As you can see, obstacles are always in the path of knowledge. To this day, despite exponential technological improvements in connectivity, the above two worlds (thought leaders and business leaders) are still innovating, albeit in a fragmented fashion. As such, day after day, we realize the importance of Hagel’s call to action;
Now let us unpack the core of the knowledge network.
The first unique feature that distinguishes the knowledge network from other types of network effects is that the network is the value proposition: the knowledge network is not separate from the product/service. Be it a one-to-one, one-to-many, or many-to-one interaction, people interact to obtain knowledge. In other words, people access the knowledge network to gain knowledge and leave the network once the requested knowledge is acquired. Having a value proposition that is, in itself, a “network effect” will redefine the interplays between growth and defensibility.
Moreover, the knowledge network is immune to the duality of destination vs. distribution, simply because in the knowledge network, “the value proposition” resides in your pocket: an updated version of your phone book (a universal phone book) that enables people to connect quickly and frictionlessly.
It will help to visualize placing the knowledge network in a black box.

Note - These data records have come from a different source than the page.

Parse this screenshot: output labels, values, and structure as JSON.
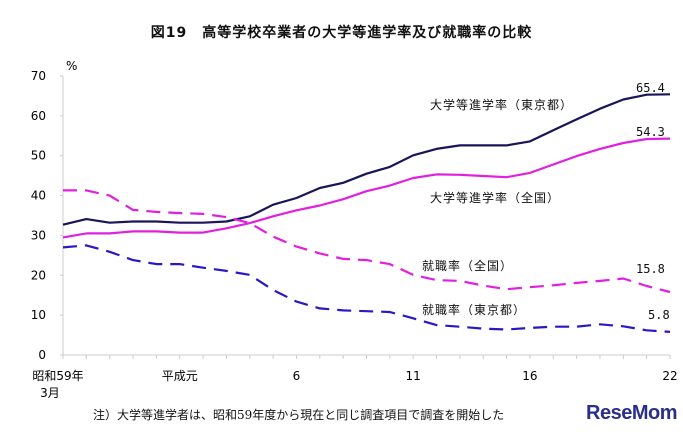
{
  "chart_data": {
    "type": "line",
    "title": "図19　高等学校卒業者の大学等進学率及び就職率の比較",
    "ylabel": "%",
    "ylim": [
      0,
      70
    ],
    "yticks": [
      0,
      10,
      20,
      30,
      40,
      50,
      60,
      70
    ],
    "xticks": [
      {
        "index": 0,
        "label": "昭和59年",
        "label2": "3月"
      },
      {
        "index": 5,
        "label": "平成元"
      },
      {
        "index": 10,
        "label": "6"
      },
      {
        "index": 15,
        "label": "11"
      },
      {
        "index": 20,
        "label": "16"
      },
      {
        "index": 26,
        "label": "22"
      }
    ],
    "grid": false,
    "series": [
      {
        "name": "大学等進学率（東京都）",
        "color": "#1a1458",
        "dash": false,
        "end_label": "65.4",
        "values": [
          32.7,
          34.1,
          33.2,
          33.5,
          33.5,
          33.2,
          33.2,
          33.5,
          34.8,
          37.7,
          39.4,
          41.9,
          43.2,
          45.5,
          47.2,
          50.1,
          51.7,
          52.6,
          52.6,
          52.6,
          53.6,
          56.4,
          59.1,
          61.8,
          64.1,
          65.3,
          65.4
        ]
      },
      {
        "name": "大学等進学率（全国）",
        "color": "#e020e0",
        "dash": false,
        "end_label": "54.3",
        "values": [
          29.5,
          30.5,
          30.5,
          31,
          31,
          30.7,
          30.7,
          31.8,
          33.1,
          34.8,
          36.3,
          37.5,
          39.1,
          41.1,
          42.5,
          44.4,
          45.3,
          45.2,
          44.9,
          44.6,
          45.7,
          47.8,
          49.9,
          51.7,
          53.2,
          54.2,
          54.3
        ]
      },
      {
        "name": "就職率（全国）",
        "color": "#e020e0",
        "dash": true,
        "end_label": "15.8",
        "values": [
          41.3,
          41.3,
          40,
          36.4,
          35.9,
          35.6,
          35.4,
          34.6,
          33.1,
          29.7,
          27.2,
          25.5,
          24.1,
          23.8,
          22.8,
          20.1,
          18.8,
          18.6,
          17.4,
          16.5,
          17,
          17.5,
          18.1,
          18.6,
          19.2,
          17.3,
          15.8
        ]
      },
      {
        "name": "就職率（東京都）",
        "color": "#2a18c8",
        "dash": true,
        "end_label": "5.8",
        "values": [
          27,
          27.5,
          25.9,
          23.8,
          22.8,
          22.8,
          21.9,
          21.1,
          20.1,
          16.3,
          13.4,
          11.7,
          11.2,
          11,
          10.8,
          9.2,
          7.5,
          7.1,
          6.6,
          6.4,
          6.8,
          7.1,
          7.1,
          7.7,
          7.2,
          6.2,
          5.8
        ]
      }
    ]
  },
  "note": "注）大学等進学者は、昭和59年度から現在と同じ調査項目で調査を開始した",
  "logo": "ReseMom"
}
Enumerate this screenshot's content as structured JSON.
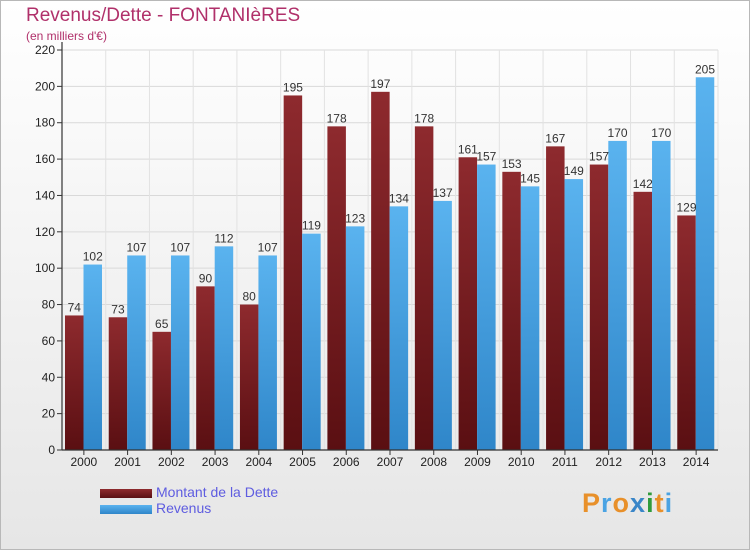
{
  "header": {
    "title": "Revenus/Dette - FONTANIèRES",
    "subtitle": "(en milliers d'€)"
  },
  "legend": {
    "items": [
      {
        "label": "Montant de la Dette",
        "color": "#7a1f23"
      },
      {
        "label": "Revenus",
        "color": "#4aa3e3"
      }
    ]
  },
  "logo": {
    "letters": [
      "P",
      "r",
      "o",
      "x",
      "i",
      "t",
      "i"
    ],
    "colors": [
      "#e8902a",
      "#4aa3e3",
      "#e8902a",
      "#3a86c8",
      "#2f9b3c",
      "#e8902a",
      "#4aa3e3"
    ]
  },
  "chart_data": {
    "type": "bar",
    "title": "Revenus/Dette - FONTANIèRES",
    "ylabel": "(en milliers d'€)",
    "categories": [
      "2000",
      "2001",
      "2002",
      "2003",
      "2004",
      "2005",
      "2006",
      "2007",
      "2008",
      "2009",
      "2010",
      "2011",
      "2012",
      "2013",
      "2014"
    ],
    "series": [
      {
        "name": "Montant de la Dette",
        "color": "#7a1f23",
        "values": [
          74,
          73,
          65,
          90,
          80,
          195,
          178,
          197,
          178,
          161,
          153,
          167,
          157,
          142,
          129
        ]
      },
      {
        "name": "Revenus",
        "color": "#4aa3e3",
        "values": [
          102,
          107,
          107,
          112,
          107,
          119,
          123,
          134,
          137,
          157,
          145,
          149,
          170,
          170,
          205
        ]
      }
    ],
    "ylim": [
      0,
      220
    ],
    "yticks": [
      0,
      20,
      40,
      60,
      80,
      100,
      120,
      140,
      160,
      180,
      200,
      220
    ],
    "grid": true,
    "legend": "bottom-left"
  }
}
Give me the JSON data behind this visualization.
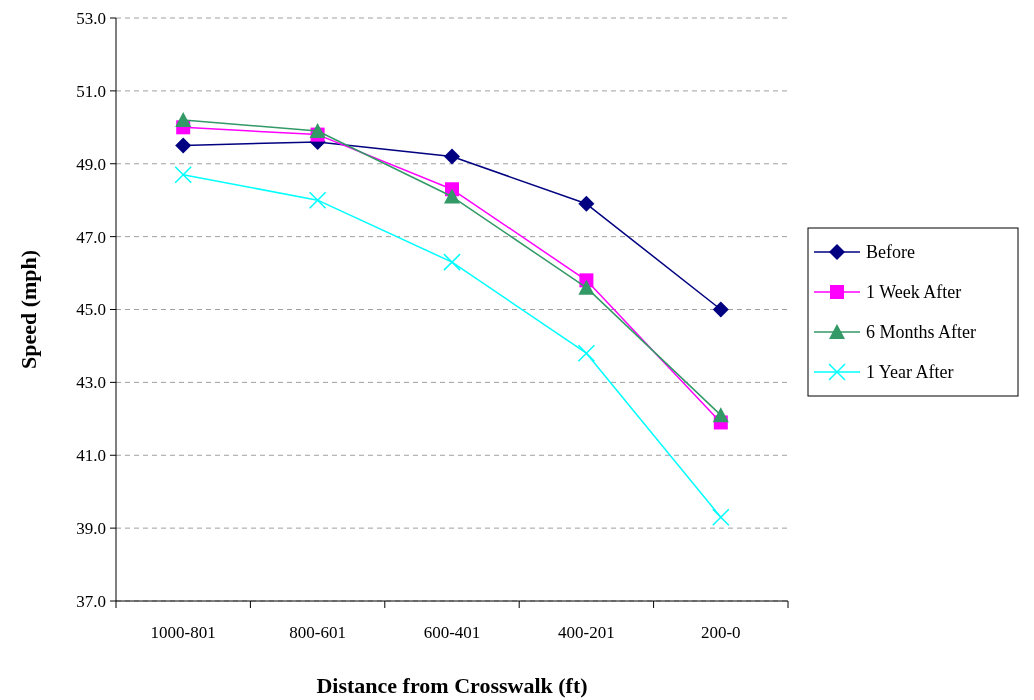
{
  "chart_data": {
    "type": "line",
    "xlabel": "Distance from Crosswalk (ft)",
    "ylabel": "Speed (mph)",
    "categories": [
      "1000-801",
      "800-601",
      "600-401",
      "400-201",
      "200-0"
    ],
    "series": [
      {
        "name": "Before",
        "color": "#000080",
        "marker": "diamond",
        "values": [
          49.5,
          49.6,
          49.2,
          47.9,
          45.0
        ]
      },
      {
        "name": "1 Week After",
        "color": "#ff00ff",
        "marker": "square",
        "values": [
          50.0,
          49.8,
          48.3,
          45.8,
          41.9
        ]
      },
      {
        "name": "6 Months After",
        "color": "#339966",
        "marker": "triangle",
        "values": [
          50.2,
          49.9,
          48.1,
          45.6,
          42.1
        ]
      },
      {
        "name": "1 Year After",
        "color": "#00ffff",
        "marker": "cross",
        "values": [
          48.7,
          48.0,
          46.3,
          43.8,
          39.3
        ]
      }
    ],
    "ylim": [
      37,
      53
    ],
    "yticks": [
      {
        "value": 37,
        "label": "37.0"
      },
      {
        "value": 39,
        "label": "39.0"
      },
      {
        "value": 41,
        "label": "41.0"
      },
      {
        "value": 43,
        "label": "43.0"
      },
      {
        "value": 45,
        "label": "45.0"
      },
      {
        "value": 47,
        "label": "47.0"
      },
      {
        "value": 49,
        "label": "49.0"
      },
      {
        "value": 51,
        "label": "51.0"
      },
      {
        "value": 53,
        "label": "53.0"
      }
    ],
    "grid": "y",
    "legend": "right",
    "line_style": "solid"
  }
}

The objective of the black box is to safeguard the flow of knowledge between the relevant parties (what happens in the black box stays in the black box).
To streamline the flow of knowledge, the black box will:
- Commoditize Time: For example, an executive can call business thinkers at any time based on their availability, regardless of working hours’ limitation.
- Commoditize Payment: This is like the prepaid card concept (here, you buy time in advance and then spend your time as per your need with whom you wish).
- Modularize Access: Because of the payment commoditization technique, you can access a Nobel prize winner the same way you reach your friend.
- Differentiate the Knowledge Flow: leveraging on the above, you can engage in a frictionless way to obtain and share knowledge.
This black box consists of three interdependent stacks (applying Hagel’s unbundling the corporation concept), with each stack representing a full-fledged business.
The customer relationship stack is responsible for on-boarding the supply and demand sides, handling logistics, disputes, and conflict resolutions, and much more (we will cover the other two stacks in part II of this journey).
Now, lean back and imagine yourself (as an entrepreneur) coming up with a revolutionary technology that can detect COVID-19 in the air or on any surface and terminate it immediately. Andreessen Horowitz approaches you to fund your unicorn startup. To ensure that you have access to any needed knowledge, both Marc and Ben make sure to register you in the black box and buy you ten hours of “knowledge flow” worth $10,000.
You type in their names, and the black box displays their availability, hourly rates, etc. With a click, the black box starts ringing. The same ringing on the other side means guaranteed (hourly rate) money: the moment Alex, Eric, or Steve answers the call, their hourly rates get debited from your balance and credited into their accounts.